If you are terminated for your use of medical marijuana, you can personalize this Termination Negotiation Letter (.doc) and use it as the basis for negotiating your re-hire. Also, apply for Unemployment Insurance benefits and continue to reapply even if you receive a notice of denial. Follow the instructions on the denial letter to appeal it, and then contact ASA's Legal Services Coordinator to discuss how to prepare for your Unemployment Insurance Appeal hearing. In the past, several patients have won these appeals.
If you are denied employment or terminated for being a medical marijuana patient, you can file a complaint with the Department of Fair Employment and Housing (DFEH). If you file a complaint, ask for a full investigation to create a more complete record and go through the full complaint process, which begins when you fill out the Pre-Complaint Questionnaire and then call DFEH to schedule your interview at 1-800-233-3212. Here is a flow chart that demonstrates how the complaint progresses.
Unfortunately, because of the current state of the law, it is unlikely your FEHA Complaint will have results. You may still be able to file a civil suit for discrimintation. Write up brief summary of your case and propose it to lawyers. Note the status of your DFEH claim based on disability, and also the possibility of causes of action based on breach of contract (the lease). You will have six (6) months to file suit based on disability discrimination after you receive your Right To Sue letter from the DFEH. NOTE: Your DFEH complaint must be filed within ONE YEAR from the last act of discrimination (the eviction) or you may lose your right to file a lawsuit under the FEHA.

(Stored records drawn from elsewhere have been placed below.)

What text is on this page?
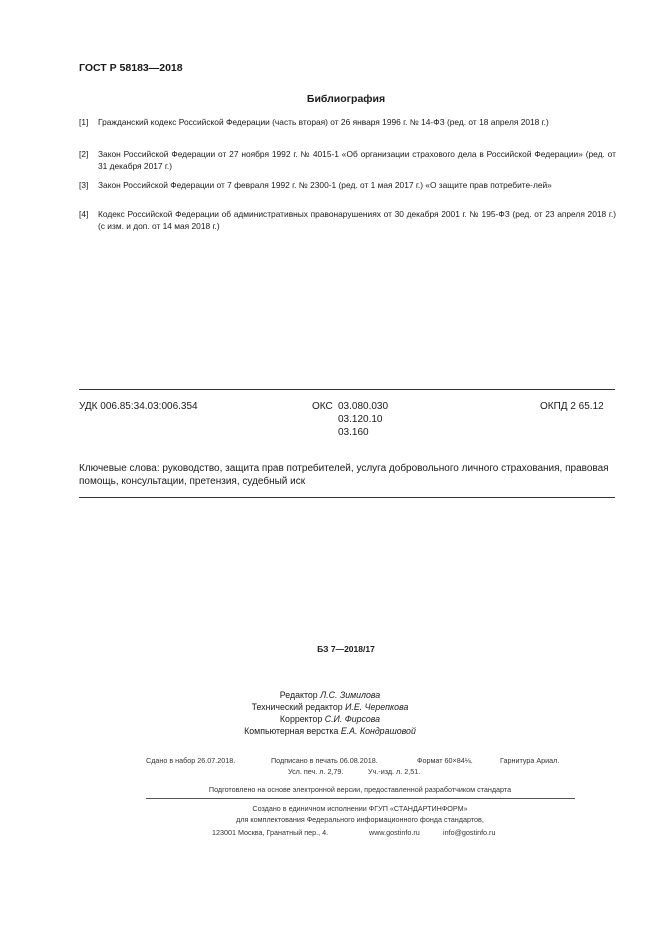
ГОСТ Р 58183—2018
Библиография
[1] Гражданский кодекс Российской Федерации (часть вторая) от 26 января 1996 г. № 14-ФЗ (ред. от 18 апреля 2018 г.)
[2] Закон Российской Федерации от 27 ноября 1992 г. № 4015-1 «Об организации страхового дела в Российской Федерации» (ред. от 31 декабря 2017 г.)
[3] Закон Российской Федерации от 7 февраля 1992 г. № 2300-1 (ред. от 1 мая 2017 г.) «О защите прав потребите-лей»
[4] Кодекс Российской Федерации об административных правонарушениях от 30 декабря 2001 г. № 195-ФЗ (ред. от 23 апреля 2018 г.) (с изм. и доп. от 14 мая 2018 г.)
УДК 006.85:34.03:006.354	ОКС 03.080.030
03.120.10
03.160
ОКПД 2 65.12
Ключевые слова: руководство, защита прав потребителей, услуга добровольного личного страхования, правовая помощь, консультации, претензия, судебный иск
БЗ 7—2018/17
Редактор Л.С. Зимилова
Технический редактор И.Е. Черепкова
Корректор С.И. Фирсова
Компьютерная верстка Е.А. Кондрашовой
Сдано в набор 26.07.2018.	Подписано в печать 06.08.2018.	Формат 60×84⅛.	Гарнитура Ариал.
Усл. печ. л. 2,79.	Уч.-изд. л. 2,51.
Подготовлено на основе электронной версии, предоставленной разработчиком стандарта
Создано в единичном исполнении ФГУП «СТАНДАРТИНФОРМ»
для комплектования Федерального информационного фонда стандартов,
123001 Москва, Гранатный пер., 4.	www.gostinfo.ru	info@gostinfo.ru
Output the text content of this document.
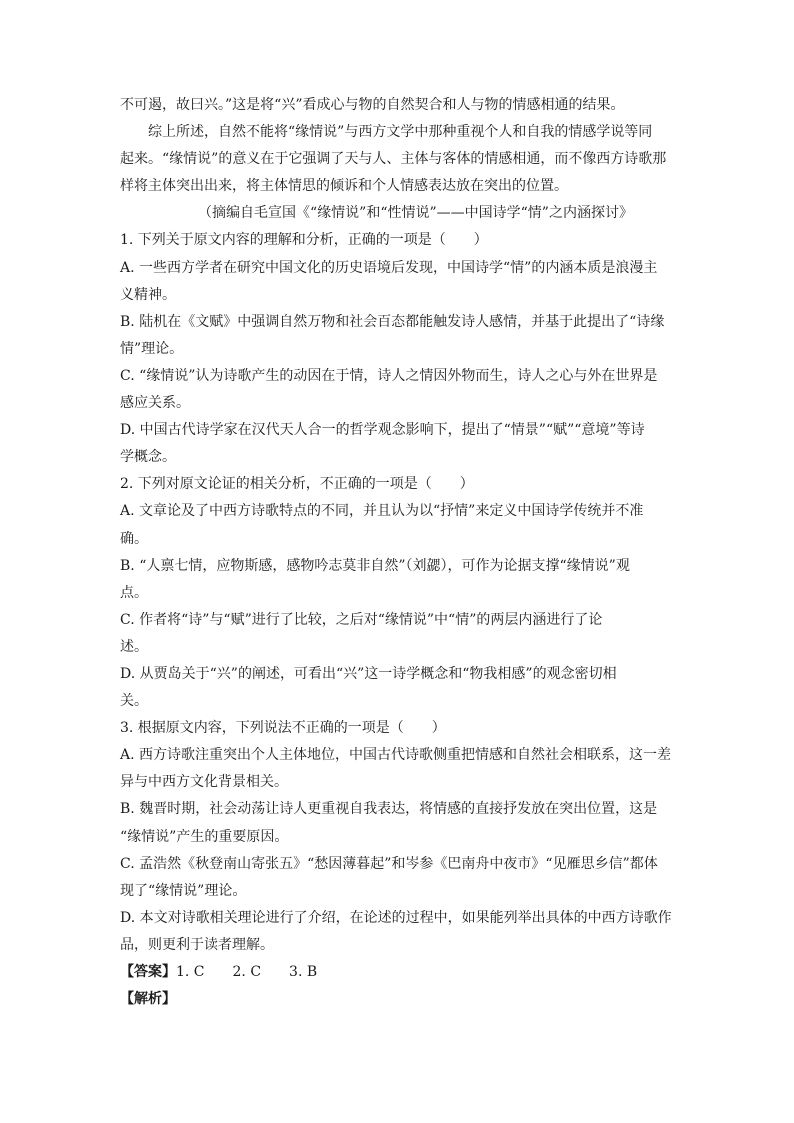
不可遏，故曰兴。”这是将“兴”看成心与物的自然契合和人与物的情感相通的结果。
综上所述，自然不能将“缘情说”与西方文学中那种重视个人和自我的情感学说等同
起来。“缘情说”的意义在于它强调了天与人、主体与客体的情感相通，而不像西方诗歌那
样将主体突出出来，将主体情思的倾诉和个人情感表达放在突出的位置。
（摘编自毛宣国《“缘情说”和“性情说”——中国诗学“情”之内涵探讨》
1. 下列关于原文内容的理解和分析，正确的一项是（　　）
A. 一些西方学者在研究中国文化的历史语境后发现，中国诗学“情”的内涵本质是浪漫主
义精神。
B. 陆机在《文赋》中强调自然万物和社会百态都能触发诗人感情，并基于此提出了“诗缘
情”理论。
C. “缘情说”认为诗歌产生的动因在于情，诗人之情因外物而生，诗人之心与外在世界是
感应关系。
D. 中国古代诗学家在汉代天人合一的哲学观念影响下，提出了“情景”“赋”“意境”等诗
学概念。
2. 下列对原文论证的相关分析，不正确的一项是（　　）
A. 文章论及了中西方诗歌特点的不同，并且认为以“抒情”来定义中国诗学传统并不准
确。
B. “人禀七情，应物斯感，感物吟志莫非自然”（刘勰），可作为论据支撑“缘情说”观
点。
C. 作者将“诗”与“赋”进行了比较，之后对“缘情说”中“情”的两层内涵进行了论
述。
D. 从贾岛关于“兴”的阐述，可看出“兴”这一诗学概念和“物我相感”的观念密切相
关。
3. 根据原文内容，下列说法不正确的一项是（　　）
A. 西方诗歌注重突出个人主体地位，中国古代诗歌侧重把情感和自然社会相联系，这一差
异与中西方文化背景相关。
B. 魏晋时期，社会动荡让诗人更重视自我表达，将情感的直接抒发放在突出位置，这是
“缘情说”产生的重要原因。
C. 孟浩然《秋登南山寄张五》“愁因薄暮起”和岑参《巴南舟中夜市》“见雁思乡信”都体
现了“缘情说”理论。
D. 本文对诗歌相关理论进行了介绍，在论述的过程中，如果能列举出具体的中西方诗歌作
品，则更利于读者理解。
【答案】1. C　　2. C　　3. B
【解析】
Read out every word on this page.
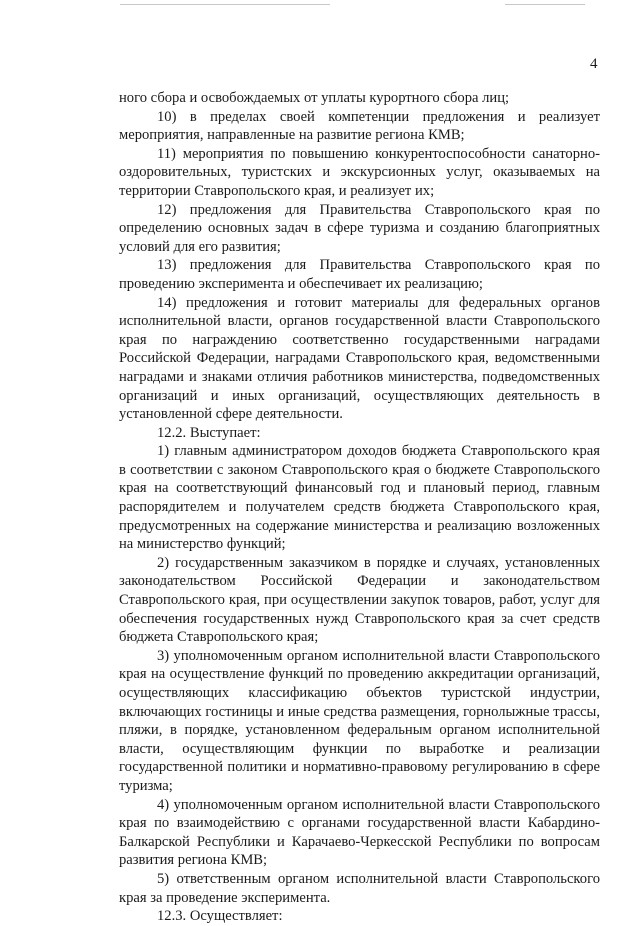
4

ного сбора и освобождаемых от уплаты курортного сбора лиц;

10) в пределах своей компетенции предложения и реализует мероприятия, направленные на развитие региона КМВ;

11) мероприятия по повышению конкурентоспособности санаторно-оздоровительных, туристских и экскурсионных услуг, оказываемых на территории Ставропольского края, и реализует их;

12) предложения для Правительства Ставропольского края по определению основных задач в сфере туризма и созданию благоприятных условий для его развития;

13) предложения для Правительства Ставропольского края по проведению эксперимента и обеспечивает их реализацию;

14) предложения и готовит материалы для федеральных органов исполнительной власти, органов государственной власти Ставропольского края по награждению соответственно государственными наградами Российской Федерации, наградами Ставропольского края, ведомственными наградами и знаками отличия работников министерства, подведомственных организаций и иных организаций, осуществляющих деятельность в установленной сфере деятельности.

12.2. Выступает:

1) главным администратором доходов бюджета Ставропольского края в соответствии с законом Ставропольского края о бюджете Ставропольского края на соответствующий финансовый год и плановый период, главным распорядителем и получателем средств бюджета Ставропольского края, предусмотренных на содержание министерства и реализацию возложенных на министерство функций;

2) государственным заказчиком в порядке и случаях, установленных законодательством Российской Федерации и законодательством Ставропольского края, при осуществлении закупок товаров, работ, услуг для обеспечения государственных нужд Ставропольского края за счет средств бюджета Ставропольского края;

3) уполномоченным органом исполнительной власти Ставропольского края на осуществление функций по проведению аккредитации организаций, осуществляющих классификацию объектов туристской индустрии, включающих гостиницы и иные средства размещения, горнолыжные трассы, пляжи, в порядке, установленном федеральным органом исполнительной власти, осуществляющим функции по выработке и реализации государственной политики и нормативно-правовому регулированию в сфере туризма;

4) уполномоченным органом исполнительной власти Ставропольского края по взаимодействию с органами государственной власти Кабардино-Балкарской Республики и Карачаево-Черкесской Республики по вопросам развития региона КМВ;

5) ответственным органом исполнительной власти Ставропольского края за проведение эксперимента.

12.3. Осуществляет:
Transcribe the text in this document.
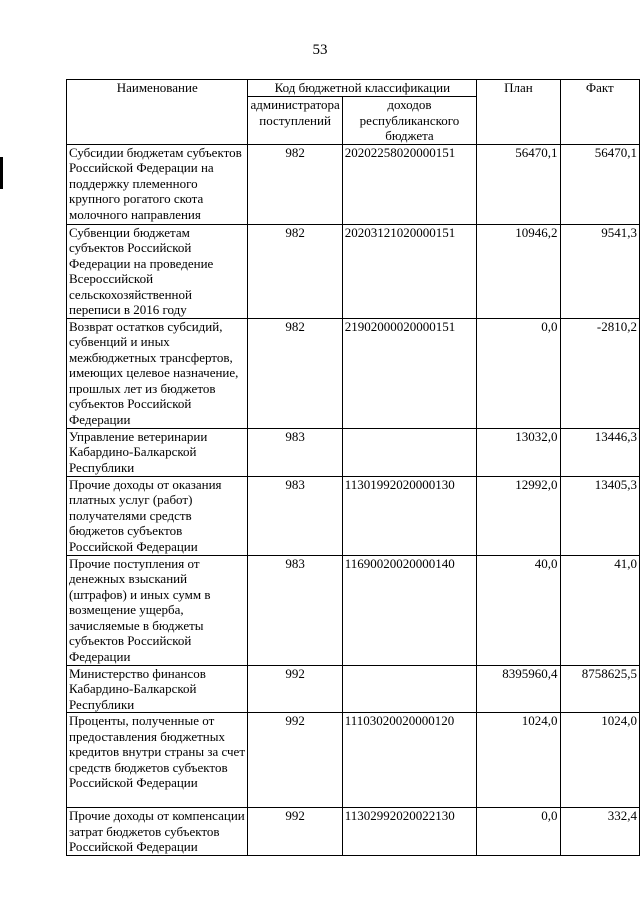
53
Наименование	Код бюджетной классификации		План	Факт
	администратора поступлений	доходов республиканского бюджета		
Субсидии бюджетам субъектов Российской Федерации на поддержку племенного крупного рогатого скота молочного направления	982	20202258020000151	56470,1	56470,1
Субвенции бюджетам субъектов Российской Федерации на проведение Всероссийской сельскохозяйственной переписи в 2016 году	982	20203121020000151	10946,2	9541,3
Возврат остатков субсидий, субвенций и иных межбюджетных трансфертов, имеющих целевое назначение, прошлых лет из бюджетов субъектов Российской Федерации	982	21902000020000151	0,0	-2810,2
Управление ветеринарии Кабардино-Балкарской Республики	983		13032,0	13446,3
Прочие доходы от оказания платных услуг (работ) получателями средств бюджетов субъектов Российской Федерации	983	11301992020000130	12992,0	13405,3
Прочие поступления от денежных взысканий (штрафов) и иных сумм в возмещение ущерба, зачисляемые в бюджеты субъектов Российской Федерации	983	11690020020000140	40,0	41,0
Министерство финансов Кабардино-Балкарской Республики	992		8395960,4	8758625,5
Проценты, полученные от предоставления бюджетных кредитов внутри страны за счет средств бюджетов субъектов Российской Федерации	992	11103020020000120	1024,0	1024,0
Прочие доходы от компенсации затрат бюджетов субъектов Российской Федерации	992	11302992020022130	0,0	332,4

You can look for information on California Employment Lawyers using http://www.Martindale.com or trying search terms on Google such as "civil rights", "employment", "disability" and "lawyer" and "Your Region". Additionally, here are some employment lawyers in the Bay Area:
There are no legal protections for medical marijuana users in 'safety-sensitive' positions, or with a Class A trucking license. These are federally regulated or have special regulations under state law. If the employer can prove the job in question is 'safety-sensitive', your best bet is to negotiate for a different position that is not 'safety-sensitive'.
We have heard anecdotally that many local public agencies (such as the City of San Francisco) do not engage in discrimination of patients, and that some do not require a pre-employment drug screening as a condition of employment, unless the patient is applying for a law enforcement-related position. Additionally, we have also heard that the University of California, while requiring pre-employment drug screening, specifically excludes marijuana from relevancy. Many "New Economy" companies also often have liberal drug testing policies. Please contact ASA's Legal Services Coordinator to report any positive treatment or corporate policy relating to medical marijuana so that we can add employers to our Hall of Fame.
On March 13, 2008, in Lanier v. City of Woodburn, the Ninth Circuit Court of Appeals struck down the policy of the City of Woodburn (OR) that required a pre-employment drug test for the non-safety-sensitive position as page (book fetcher) in the City Library. The Court held that the pre-employment drug testing was unconstitutional and violated the Fourth Amendment's protections against unlawful search and seizure because the City failed to demonstrate a special need to screen a prospective page for drugs. Since a drug test is a search, the same reasoning applies to a city's drug testing of applicants for everyday jobs with no connection to safety or security, and the city must present evidence as to why drug use in a particular job would be dangerous. However, this ruling only applies to government employers.
This case creates a tension between this federal case denying suspicionless drug testing, and the two California Supreme Court cases of Ross v. RagingWire and Loder v. City of Glendale, that support California employers' ability to do general pre-employment drug testing.